Then again, perhaps I ask for too much. I hate to ask for people to get along and end up like everyone else who ever mentioned it to a reasonably-sized group of people.

9/18/2009

One More Reason

Filed under: — lana @ 10:40 pm

I keep a running list. On the left side are the Pros, the reasons to stay in the Army. Mostly it tends to involve things like “pays the mortgage.” The right side are the Cons, the reasons to get out and never, ever look back. Let us check an example or two, shall we?

Today was my best friend’s wedding. It was in Northern Virginia. I am told it was lovely and fun and everyone had a fantastic time. Though, see, I wouldn’t know: the military kept me in Arizona.

I am in the middle of an exercise. Because it is an exercise where you schedule the timing for the tests, I could have gotten away with having nothing on Friday, the day of the wedding. I could have hopped in my car, driven north, gotten on a plane, flown east, taxied to the hotel, gotten changed, gone to the wedding, eventually gotten back on a plane, and would have arrived safe and sound for further testing on Monday.

This past Monday was scheduling day. I had discussed my plan with my head instructor, she said to give it a shot. I am doing very well in the class, so why not? I put together the schedule. A little work and a little bargaining and Friday was clear. I told my head instructor. She went over to check with the Senior Course Non-Commissioned Officer. He is a Marine, but he smiles sometimes. I have caught him. He can’t fool me.

He told her if it were up to him, sure, no problem, but it has to get past the school Sergeant Major because it is still a training day even though I can set my training pace during the exercise. He was told “No” before he even picked up the phone. The Sergeant Major wanted no words: a policy was out that military could not leave the area on a training day without having completed at least part of the day with the exception of emergency leave. Civilians taking the course, as roughly half the course is? No problem. But military is being paid to be in Arizona, so the military must be in Arizona and be trained.

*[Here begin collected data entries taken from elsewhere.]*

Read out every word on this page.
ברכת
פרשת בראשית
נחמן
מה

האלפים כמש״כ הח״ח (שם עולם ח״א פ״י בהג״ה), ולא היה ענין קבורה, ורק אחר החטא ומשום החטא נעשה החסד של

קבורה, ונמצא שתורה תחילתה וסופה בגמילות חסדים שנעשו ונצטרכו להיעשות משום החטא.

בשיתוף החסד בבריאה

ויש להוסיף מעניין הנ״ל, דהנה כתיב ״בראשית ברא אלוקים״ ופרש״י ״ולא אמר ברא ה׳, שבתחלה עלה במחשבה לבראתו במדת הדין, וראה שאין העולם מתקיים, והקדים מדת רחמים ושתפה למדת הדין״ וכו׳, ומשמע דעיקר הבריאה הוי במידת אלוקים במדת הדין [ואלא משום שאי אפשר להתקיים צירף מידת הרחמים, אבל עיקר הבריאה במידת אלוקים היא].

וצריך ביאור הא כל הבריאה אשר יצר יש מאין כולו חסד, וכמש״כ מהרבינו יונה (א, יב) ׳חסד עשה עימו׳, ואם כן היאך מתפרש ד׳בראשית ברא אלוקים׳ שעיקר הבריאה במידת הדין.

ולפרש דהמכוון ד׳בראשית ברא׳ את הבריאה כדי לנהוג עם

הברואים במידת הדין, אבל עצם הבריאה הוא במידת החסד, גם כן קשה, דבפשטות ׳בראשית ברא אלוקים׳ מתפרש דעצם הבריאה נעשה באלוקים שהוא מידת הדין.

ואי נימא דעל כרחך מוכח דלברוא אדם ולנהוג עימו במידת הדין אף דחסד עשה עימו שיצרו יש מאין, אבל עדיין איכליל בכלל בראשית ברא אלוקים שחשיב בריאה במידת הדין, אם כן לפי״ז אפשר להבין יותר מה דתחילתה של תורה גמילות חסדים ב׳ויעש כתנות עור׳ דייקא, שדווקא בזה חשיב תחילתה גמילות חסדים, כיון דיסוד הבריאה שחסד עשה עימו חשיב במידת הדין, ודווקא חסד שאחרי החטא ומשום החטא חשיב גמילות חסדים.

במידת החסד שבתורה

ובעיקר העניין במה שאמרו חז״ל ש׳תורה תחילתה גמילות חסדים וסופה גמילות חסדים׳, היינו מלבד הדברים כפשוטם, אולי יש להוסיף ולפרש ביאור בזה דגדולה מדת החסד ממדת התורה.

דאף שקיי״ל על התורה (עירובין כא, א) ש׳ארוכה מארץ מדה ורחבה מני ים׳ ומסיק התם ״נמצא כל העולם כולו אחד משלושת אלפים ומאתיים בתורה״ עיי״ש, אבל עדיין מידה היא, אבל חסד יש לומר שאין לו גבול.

Shot down and angry, I decided to go ahead and schedule one more test for the day to fill in the time (I had intended to do that test maybe Monday or first thing Tuesday), so I didn’t get extremely bitter, but it happened anyway. See, on a full day off during this exercise, since most people don’t get one anyway, we are technically more than welcome to sit in our hotel and not even really roll in to say “Hello.” But military must do that from somewhere within shouting distance of the base. Not so for civilians. A civilian friend of mine, as a matter of fact, left for a wedding today. She did roll in during the morning because she is reserve Air Force and today is the Air Force birthday (ceremony was short and we had cake), but then she went and caught her flight out. Me? I decided to come in around 0800 and didn’t leave until around 2030. If I have to be here because the Army won’t let me be anywhere else, may as well stick around and finish up every last little thing on a Friday night.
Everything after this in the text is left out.